The presentation, which forms part of the actions conducted by the UNESCO Office in Havana to raise awareness concerning the need to protect the underwater cultural heritage and promote the 2001 Convention, is included in the cycle of lectures organized by the institution in relation to the exhibition "The Navigator frigate and its British shipment: history and archaeology", presenting the results of the excavation of the wreckage lying off the north coast of the western province of Mayabeque (Cuba). The exhibition will remain open to the public until 23 June.

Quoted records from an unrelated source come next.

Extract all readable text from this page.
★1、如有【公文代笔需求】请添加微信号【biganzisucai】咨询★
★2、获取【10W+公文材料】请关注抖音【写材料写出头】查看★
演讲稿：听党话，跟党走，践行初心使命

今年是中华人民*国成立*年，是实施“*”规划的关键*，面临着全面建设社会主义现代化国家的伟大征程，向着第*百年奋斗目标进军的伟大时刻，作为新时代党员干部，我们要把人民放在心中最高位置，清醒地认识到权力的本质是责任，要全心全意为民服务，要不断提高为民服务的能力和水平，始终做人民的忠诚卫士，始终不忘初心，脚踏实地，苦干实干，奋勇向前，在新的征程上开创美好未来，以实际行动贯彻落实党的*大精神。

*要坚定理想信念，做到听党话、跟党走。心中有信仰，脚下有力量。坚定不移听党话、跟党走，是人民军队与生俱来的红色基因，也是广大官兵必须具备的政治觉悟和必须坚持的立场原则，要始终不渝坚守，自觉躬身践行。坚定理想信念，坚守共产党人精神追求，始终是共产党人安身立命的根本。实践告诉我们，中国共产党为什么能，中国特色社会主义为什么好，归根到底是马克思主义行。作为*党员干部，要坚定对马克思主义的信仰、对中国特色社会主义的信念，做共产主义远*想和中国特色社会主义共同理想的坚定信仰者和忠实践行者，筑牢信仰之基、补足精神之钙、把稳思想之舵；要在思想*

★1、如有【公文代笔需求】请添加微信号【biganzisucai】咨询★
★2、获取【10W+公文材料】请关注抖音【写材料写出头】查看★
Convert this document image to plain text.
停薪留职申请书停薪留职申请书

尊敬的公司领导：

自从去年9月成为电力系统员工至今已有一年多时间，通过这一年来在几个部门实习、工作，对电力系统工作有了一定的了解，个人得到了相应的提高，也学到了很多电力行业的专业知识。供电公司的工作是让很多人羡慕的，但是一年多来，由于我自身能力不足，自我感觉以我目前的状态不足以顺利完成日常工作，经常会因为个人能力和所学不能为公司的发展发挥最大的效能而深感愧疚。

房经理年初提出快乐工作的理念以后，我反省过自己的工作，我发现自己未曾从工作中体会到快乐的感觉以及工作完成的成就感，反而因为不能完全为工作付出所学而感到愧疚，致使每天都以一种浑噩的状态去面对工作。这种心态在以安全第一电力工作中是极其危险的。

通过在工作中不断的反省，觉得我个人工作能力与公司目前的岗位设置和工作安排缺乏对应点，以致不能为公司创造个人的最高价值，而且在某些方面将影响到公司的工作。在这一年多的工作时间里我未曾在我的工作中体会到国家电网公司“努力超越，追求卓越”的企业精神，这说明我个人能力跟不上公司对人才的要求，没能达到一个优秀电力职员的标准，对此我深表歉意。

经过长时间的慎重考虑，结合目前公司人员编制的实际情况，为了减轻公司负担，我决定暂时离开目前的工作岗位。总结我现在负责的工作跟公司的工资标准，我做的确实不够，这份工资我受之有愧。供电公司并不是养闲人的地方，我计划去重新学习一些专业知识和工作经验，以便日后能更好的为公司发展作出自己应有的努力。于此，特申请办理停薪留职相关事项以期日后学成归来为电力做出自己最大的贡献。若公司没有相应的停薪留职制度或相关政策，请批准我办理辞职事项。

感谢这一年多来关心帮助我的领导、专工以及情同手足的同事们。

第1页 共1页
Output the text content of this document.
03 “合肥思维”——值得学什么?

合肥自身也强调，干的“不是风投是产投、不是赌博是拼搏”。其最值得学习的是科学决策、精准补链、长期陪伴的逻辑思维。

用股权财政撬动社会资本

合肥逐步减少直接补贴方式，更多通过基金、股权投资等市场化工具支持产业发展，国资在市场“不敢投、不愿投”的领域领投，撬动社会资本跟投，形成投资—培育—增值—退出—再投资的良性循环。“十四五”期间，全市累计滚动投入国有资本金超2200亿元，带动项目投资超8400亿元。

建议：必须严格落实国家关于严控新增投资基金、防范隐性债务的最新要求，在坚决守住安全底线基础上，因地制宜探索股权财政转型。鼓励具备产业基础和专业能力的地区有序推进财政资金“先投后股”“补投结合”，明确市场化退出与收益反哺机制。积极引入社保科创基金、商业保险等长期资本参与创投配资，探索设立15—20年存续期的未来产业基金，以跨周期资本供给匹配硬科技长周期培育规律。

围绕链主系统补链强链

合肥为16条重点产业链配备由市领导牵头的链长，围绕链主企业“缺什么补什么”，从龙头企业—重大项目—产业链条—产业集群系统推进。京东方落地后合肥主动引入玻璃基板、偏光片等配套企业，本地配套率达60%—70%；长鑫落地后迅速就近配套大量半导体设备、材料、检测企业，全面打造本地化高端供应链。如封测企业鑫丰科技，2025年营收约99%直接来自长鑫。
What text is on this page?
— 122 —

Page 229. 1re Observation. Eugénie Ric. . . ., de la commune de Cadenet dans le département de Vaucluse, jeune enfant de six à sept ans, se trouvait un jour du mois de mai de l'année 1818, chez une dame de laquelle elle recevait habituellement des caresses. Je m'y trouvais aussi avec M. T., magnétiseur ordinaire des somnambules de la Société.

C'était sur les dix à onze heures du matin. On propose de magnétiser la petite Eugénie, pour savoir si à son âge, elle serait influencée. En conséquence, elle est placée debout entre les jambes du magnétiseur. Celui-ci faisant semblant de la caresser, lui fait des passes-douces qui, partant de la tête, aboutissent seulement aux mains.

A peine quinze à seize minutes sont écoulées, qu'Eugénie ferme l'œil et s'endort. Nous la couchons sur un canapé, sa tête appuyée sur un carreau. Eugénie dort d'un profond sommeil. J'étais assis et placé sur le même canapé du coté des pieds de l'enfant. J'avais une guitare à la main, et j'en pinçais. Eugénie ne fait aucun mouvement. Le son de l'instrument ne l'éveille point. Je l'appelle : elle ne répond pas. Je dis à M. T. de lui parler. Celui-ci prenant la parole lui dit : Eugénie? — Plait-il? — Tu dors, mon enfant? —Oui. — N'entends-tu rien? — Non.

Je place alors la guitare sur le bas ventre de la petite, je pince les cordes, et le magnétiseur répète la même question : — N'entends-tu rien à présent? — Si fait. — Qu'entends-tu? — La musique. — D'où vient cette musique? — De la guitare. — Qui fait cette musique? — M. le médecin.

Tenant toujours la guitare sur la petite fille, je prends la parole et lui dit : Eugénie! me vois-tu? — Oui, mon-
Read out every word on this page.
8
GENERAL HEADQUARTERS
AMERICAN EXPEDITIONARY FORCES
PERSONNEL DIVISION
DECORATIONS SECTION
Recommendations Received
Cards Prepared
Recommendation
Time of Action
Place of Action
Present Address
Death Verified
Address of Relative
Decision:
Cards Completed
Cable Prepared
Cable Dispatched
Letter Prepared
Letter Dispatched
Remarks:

For nearly two hours, the specialist gave an ample description of the history and characteristics of this heritage. She also offered a detailed explanation of the 2001 Convention highlighting the benefits it brings to the States ratifying this normative tool and the need to disseminate them. She insisted that it is imperative to "work towards awareness and a social and political conviction of the need to conserve this heritage as a public asset, an absolute requirement if we are to safeguard our identity as a people".
Participants also learned of the evolution of underwater archaeology in Latin America and the Caribbean through different examples of the research conducted and the protection of sites and remains of this submerged heritage, from the British corvette HMS Swift sunk in the waters of the Argentine Patagonia in 1770 and the pre-Hispanic canoes in different locations in the continent, to karst caves in the Yucatán Peninsula, and the city of Port Royal, in Jamaica, razed by a tidal wave in the 17th century, as well as the sunken remains off the Uruguayan city of Colonia del Sacramento, a World Heritage site.
Participating in the event were Mr. Roger Arrazcaeta, director of the Department of Archaeology of the Office of the Historian of Havana and Mr. Antonio Quevedo, Director of the Museum, and officials of the National Institute of Cultural Heritage of the Bolivarian Republic of Venezuela who were on a visit to Cuba, as well as researchers, underwater archaeologists, jurists, students and other persons interested in the topic.